• Andrew A. Nelles/Sun-Times Media
  • CTU boss Karen Lewis

I’ve never had a boss who didn’t have a pretty good idea how well I was doing my job. If schools were run along the lines of most workplaces, principals would reward their best teachers and get rid of the worst ones, and no one would question whether they should all be held accountable for the education of their students. Simple common sense said that of course they should.

“Union leaders don’t want teacher evaluations tied heavily to student academic growth . . . ” said the Tribune the other day in an editorial telling the striking Chicago Teachers Union that it’s on the wrong side of history. “Look around, Ms. Lewis. Nationwide, this fight is over. Reforms that hold teachers and principals accountable for student growth won. What used to be the status quo has lost.”

In education, common sense has somehow turned into education reform, and a strike is under way in Chicago to determine whether reform shall be implemented. But what is the reform movement predicated on? Science. Numbers. Testing.

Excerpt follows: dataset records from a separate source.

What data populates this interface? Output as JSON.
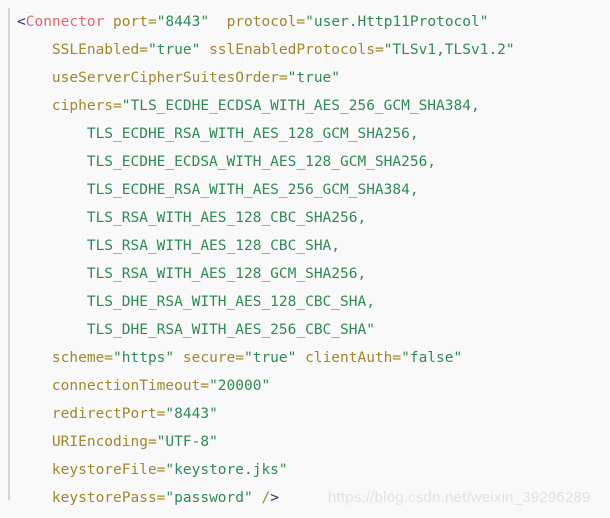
{
  "code_block": {
    "language": "xml",
    "background_color": "#f9f9f9",
    "colors": {
      "punctuation": "#2b2b6e",
      "tag_name": "#e8646a",
      "attribute_name": "#a0862f",
      "attribute_value": "#2f8a55",
      "gutter_rule": "#d4d4d4",
      "watermark": "#e2e2e2"
    },
    "lines": [
      {
        "indent": "",
        "tokens": [
          {
            "type": "punct",
            "text": "<"
          },
          {
            "type": "tag",
            "text": "Connector"
          },
          {
            "type": "plain",
            "text": " "
          },
          {
            "type": "attr",
            "text": "port="
          },
          {
            "type": "value",
            "text": "\"8443\""
          },
          {
            "type": "plain",
            "text": "  "
          },
          {
            "type": "attr",
            "text": "protocol="
          },
          {
            "type": "value",
            "text": "\"user.Http11Protocol\""
          }
        ]
      },
      {
        "indent": "    ",
        "tokens": [
          {
            "type": "attr",
            "text": "SSLEnabled="
          },
          {
            "type": "value",
            "text": "\"true\""
          },
          {
            "type": "plain",
            "text": " "
          },
          {
            "type": "attr",
            "text": "sslEnabledProtocols="
          },
          {
            "type": "value",
            "text": "\"TLSv1,TLSv1.2\""
          }
        ]
      },
      {
        "indent": "    ",
        "tokens": [
          {
            "type": "attr",
            "text": "useServerCipherSuitesOrder="
          },
          {
            "type": "value",
            "text": "\"true\""
          }
        ]
      },
      {
        "indent": "    ",
        "tokens": [
          {
            "type": "attr",
            "text": "ciphers="
          },
          {
            "type": "value",
            "text": "\"TLS_ECDHE_ECDSA_WITH_AES_256_GCM_SHA384,"
          }
        ]
      },
      {
        "indent": "        ",
        "tokens": [
          {
            "type": "value",
            "text": "TLS_ECDHE_RSA_WITH_AES_128_GCM_SHA256,"
          }
        ]
      },
      {
        "indent": "        ",
        "tokens": [
          {
            "type": "value",
            "text": "TLS_ECDHE_ECDSA_WITH_AES_128_GCM_SHA256,"
          }
        ]
      },
      {
        "indent": "        ",
        "tokens": [
          {
            "type": "value",
            "text": "TLS_ECDHE_RSA_WITH_AES_256_GCM_SHA384,"
          }
        ]
      },
      {
        "indent": "        ",
        "tokens": [
          {
            "type": "value",
            "text": "TLS_RSA_WITH_AES_128_CBC_SHA256,"
          }
        ]
      },
      {
        "indent": "        ",
        "tokens": [
          {
            "type": "value",
            "text": "TLS_RSA_WITH_AES_128_CBC_SHA,"
          }
        ]
      },
      {
        "indent": "        ",
        "tokens": [
          {
            "type": "value",
            "text": "TLS_RSA_WITH_AES_128_GCM_SHA256,"
          }
        ]
      },
      {
        "indent": "        ",
        "tokens": [
          {
            "type": "value",
            "text": "TLS_DHE_RSA_WITH_AES_128_CBC_SHA,"
          }
        ]
      },
      {
        "indent": "        ",
        "tokens": [
          {
            "type": "value",
            "text": "TLS_DHE_RSA_WITH_AES_256_CBC_SHA\""
          }
        ]
      },
      {
        "indent": "    ",
        "tokens": [
          {
            "type": "attr",
            "text": "scheme="
          },
          {
            "type": "value",
            "text": "\"https\""
          },
          {
            "type": "plain",
            "text": " "
          },
          {
            "type": "attr",
            "text": "secure="
          },
          {
            "type": "value",
            "text": "\"true\""
          },
          {
            "type": "plain",
            "text": " "
          },
          {
            "type": "attr",
            "text": "clientAuth="
          },
          {
            "type": "value",
            "text": "\"false\""
          }
        ]
      },
      {
        "indent": "    ",
        "tokens": [
          {
            "type": "attr",
            "text": "connectionTimeout="
          },
          {
            "type": "value",
            "text": "\"20000\""
          }
        ]
      },
      {
        "indent": "    ",
        "tokens": [
          {
            "type": "attr",
            "text": "redirectPort="
          },
          {
            "type": "value",
            "text": "\"8443\""
          }
        ]
      },
      {
        "indent": "    ",
        "tokens": [
          {
            "type": "attr",
            "text": "URIEncoding="
          },
          {
            "type": "value",
            "text": "\"UTF-8\""
          }
        ]
      },
      {
        "indent": "    ",
        "tokens": [
          {
            "type": "attr",
            "text": "keystoreFile="
          },
          {
            "type": "value",
            "text": "\"keystore.jks\""
          }
        ]
      },
      {
        "indent": "    ",
        "tokens": [
          {
            "type": "attr",
            "text": "keystorePass="
          },
          {
            "type": "value",
            "text": "\"password\""
          },
          {
            "type": "plain",
            "text": " "
          },
          {
            "type": "attr",
            "text": "/"
          },
          {
            "type": "punct",
            "text": ">"
          }
        ]
      }
    ]
  },
  "watermark": {
    "text": "https://blog.csdn.net/weixin_39296289"
  }
}
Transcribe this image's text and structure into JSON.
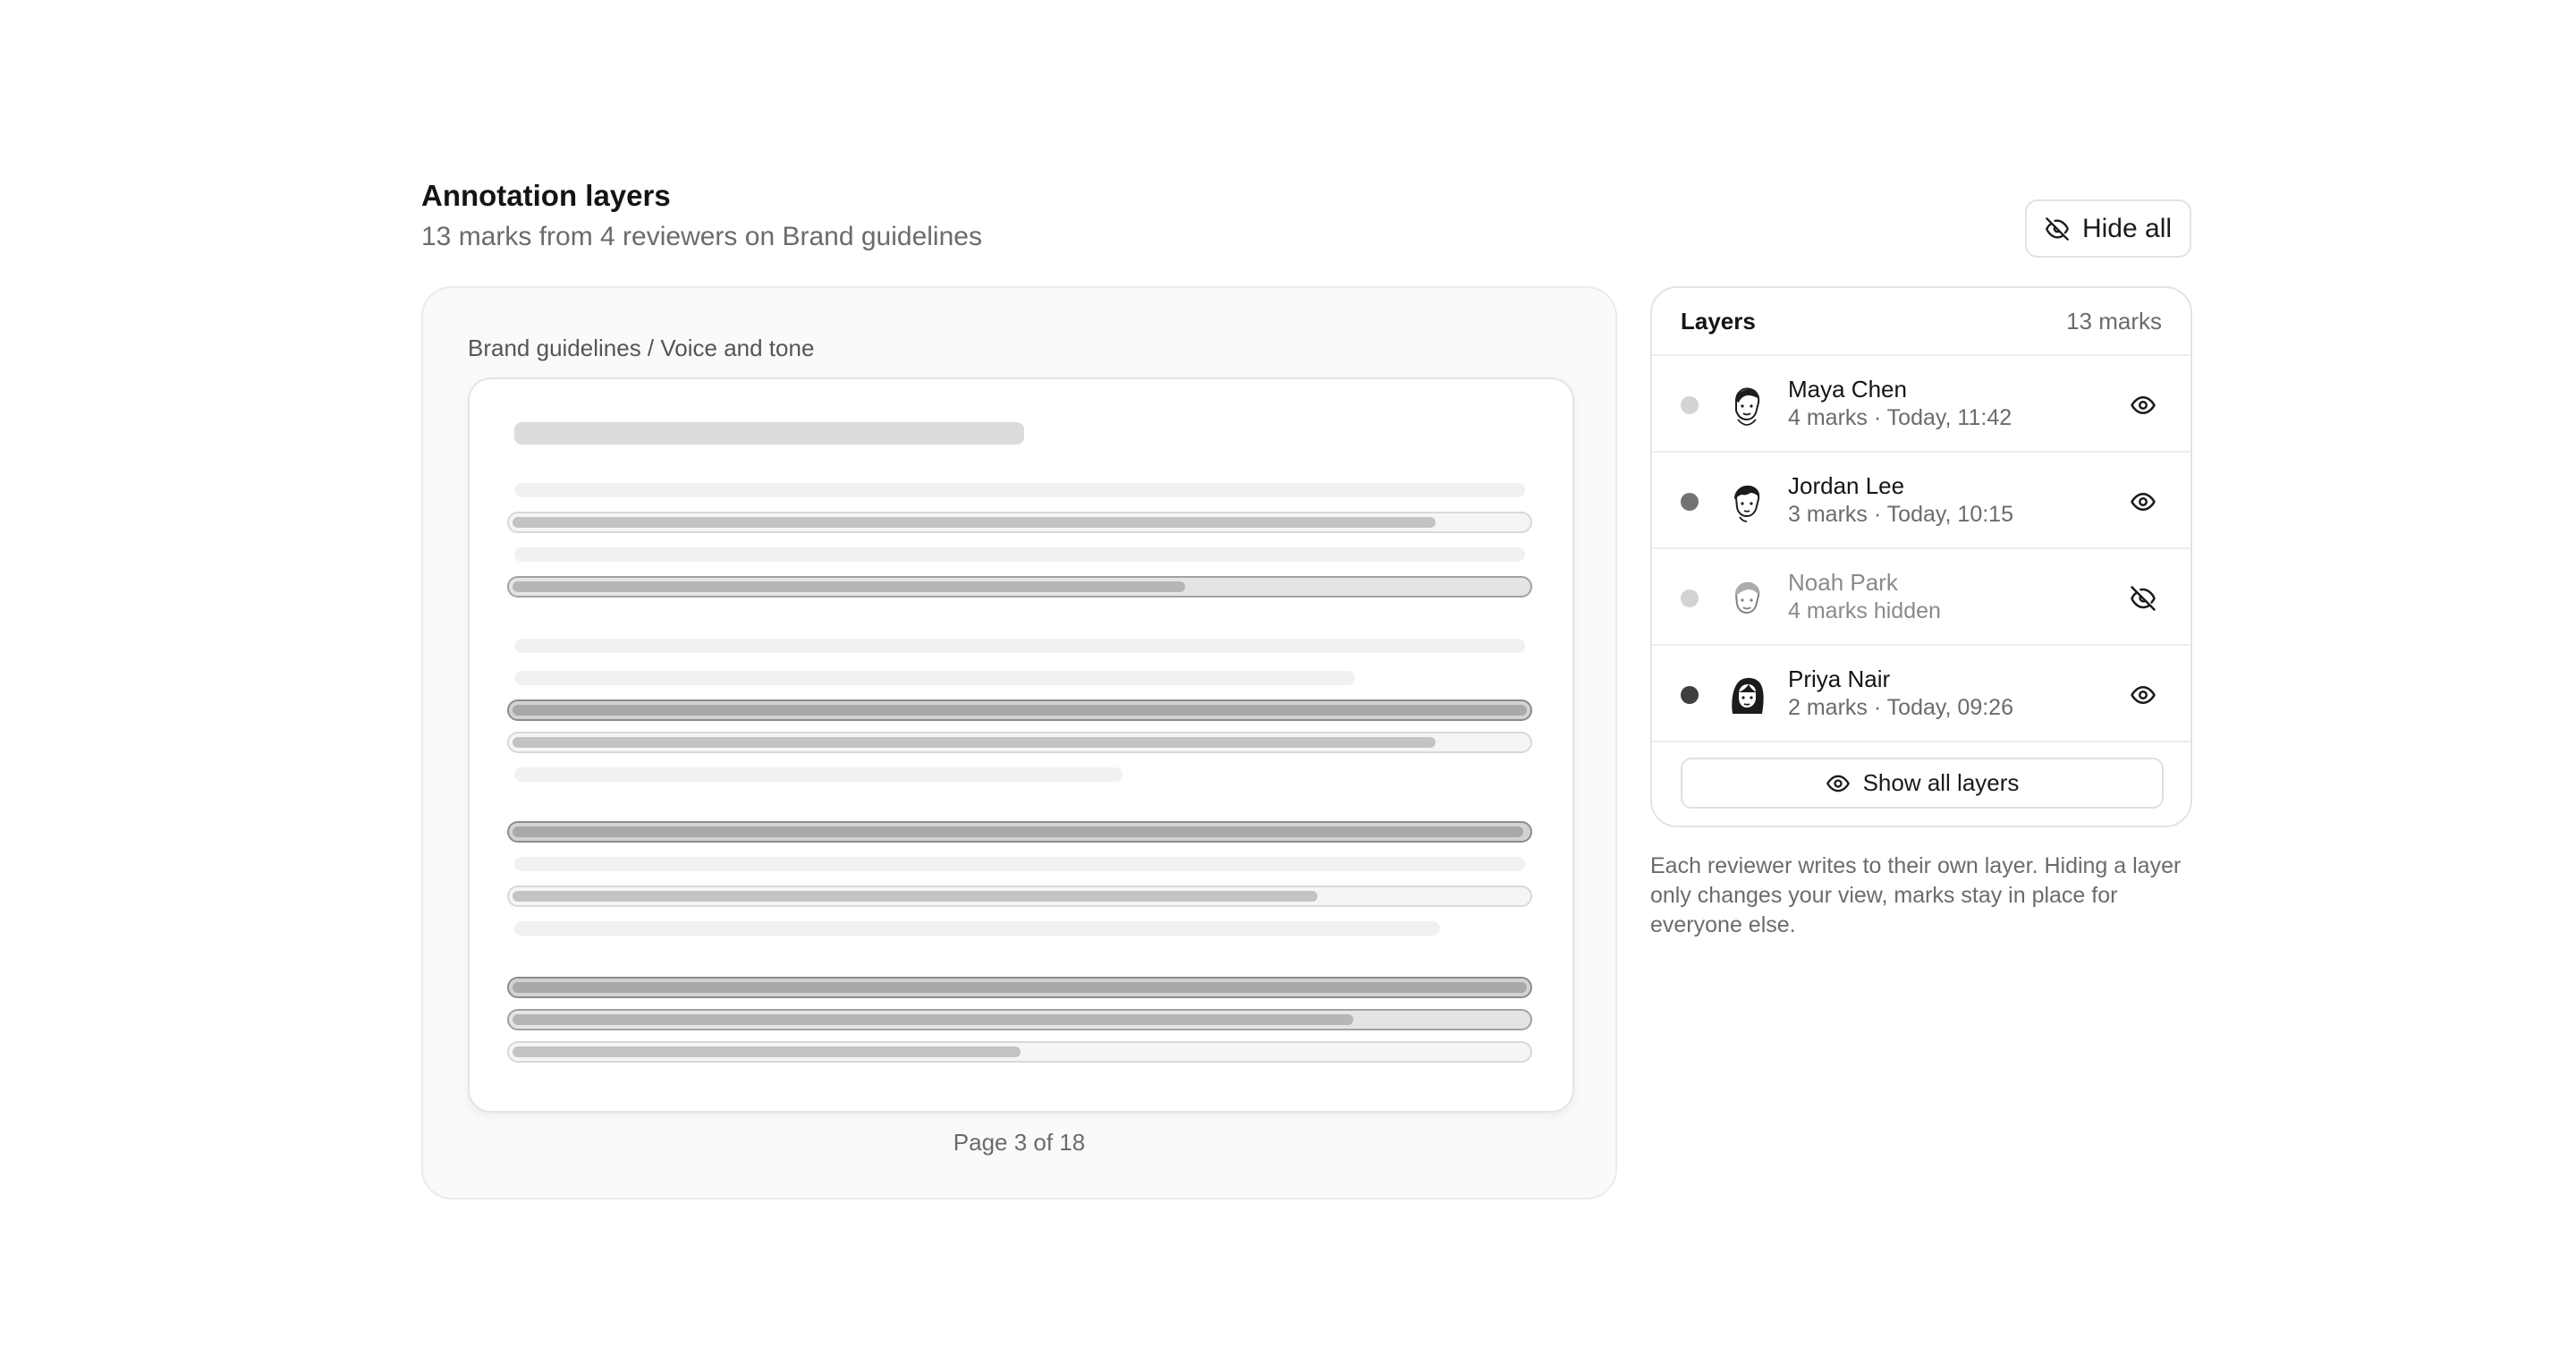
{
  "header": {
    "title": "Annotation layers",
    "subtitle": "13 marks from 4 reviewers on Brand guidelines",
    "hide_all_label": "Hide all"
  },
  "viewer": {
    "breadcrumb": "Brand guidelines / Voice and tone",
    "page_label": "Page 3 of 18"
  },
  "layers": {
    "title": "Layers",
    "count": "13 marks",
    "items": [
      {
        "name": "Maya Chen",
        "meta": "4 marks · Today, 11:42",
        "visible": true,
        "dot_color": "#d3d3d3",
        "icon": "eye-icon"
      },
      {
        "name": "Jordan Lee",
        "meta": "3 marks · Today, 10:15",
        "visible": true,
        "dot_color": "#737373",
        "icon": "eye-icon"
      },
      {
        "name": "Noah Park",
        "meta": "4 marks hidden",
        "visible": false,
        "dot_color": "#d3d3d3",
        "icon": "eye-off-icon"
      },
      {
        "name": "Priya Nair",
        "meta": "2 marks · Today, 09:26",
        "visible": true,
        "dot_color": "#3f3f3f",
        "icon": "eye-icon"
      }
    ],
    "show_all_label": "Show all layers"
  },
  "help_text": "Each reviewer writes to their own layer. Hiding a layer only changes your view, marks stay in place for everyone else."
}
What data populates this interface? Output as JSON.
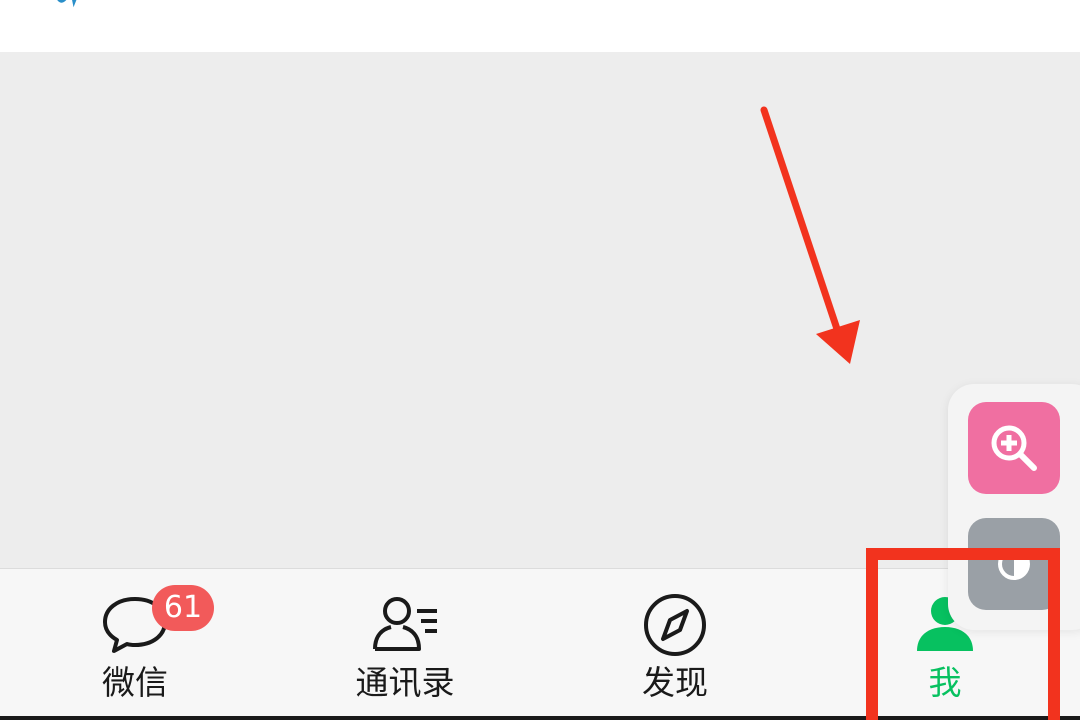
{
  "colors": {
    "accent_green": "#07c160",
    "badge_red": "#f25a5a",
    "annotation_red": "#f2331e",
    "zoom_pink": "#f06fa1",
    "contrast_gray": "#9aa0a6"
  },
  "tabbar": {
    "tabs": [
      {
        "label": "微信",
        "icon": "chat-bubble-icon",
        "badge": "61",
        "active": false
      },
      {
        "label": "通讯录",
        "icon": "contacts-icon",
        "active": false
      },
      {
        "label": "发现",
        "icon": "compass-icon",
        "active": false
      },
      {
        "label": "我",
        "icon": "person-icon",
        "active": true
      }
    ]
  },
  "floating_tools": {
    "buttons": [
      {
        "icon": "zoom-in-icon"
      },
      {
        "icon": "contrast-icon"
      }
    ]
  },
  "annotations": {
    "arrow": "red-arrow-icon",
    "highlight": "red-highlight-box"
  }
}
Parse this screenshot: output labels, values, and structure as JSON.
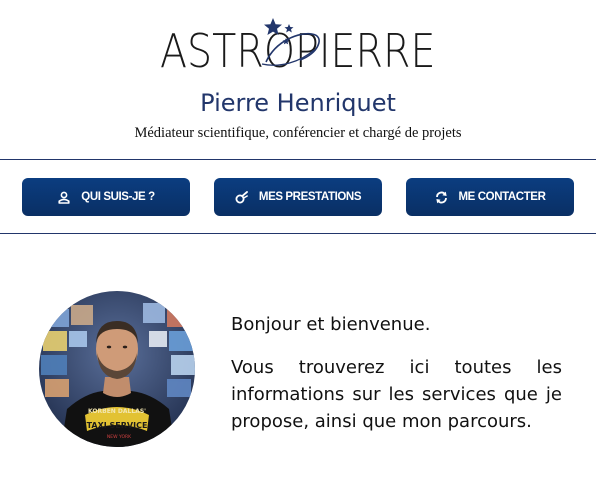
{
  "header": {
    "logo_text": "ASTROPIERRE",
    "name": "Pierre Henriquet",
    "tagline": "Médiateur scientifique, conférencier et chargé de projets"
  },
  "nav": {
    "items": [
      {
        "label": "QUI SUIS-JE ?",
        "icon": "user-icon"
      },
      {
        "label": "MES PRESTATIONS",
        "icon": "comet-icon"
      },
      {
        "label": "ME CONTACTER",
        "icon": "refresh-arrows-icon"
      }
    ]
  },
  "intro": {
    "greeting": "Bonjour et bienvenue.",
    "description": "Vous trouverez ici toutes les informations sur les services que je propose, ainsi que mon parcours.",
    "avatar_shirt_text_1": "KORBEN DALLAS'",
    "avatar_shirt_text_2": "TAXI SERVICE",
    "avatar_shirt_text_3": "NEW YORK"
  },
  "colors": {
    "brand_navy": "#22366b",
    "button_blue": "#0a3570",
    "text": "#111111",
    "background": "#ffffff"
  }
}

Reform-minded educators have decreed that the progress of students will be measured by testing and retesting them. There are dangers in this, the chief one being that to facsimilate progress, students will be taught to the tests they will be measured by. But flawed data is better than no data at all. The reformers—many of whom send their children to private schools that reject this kind of incessant testing and skewed teaching—believe that in imposing their tests they are serving the public well.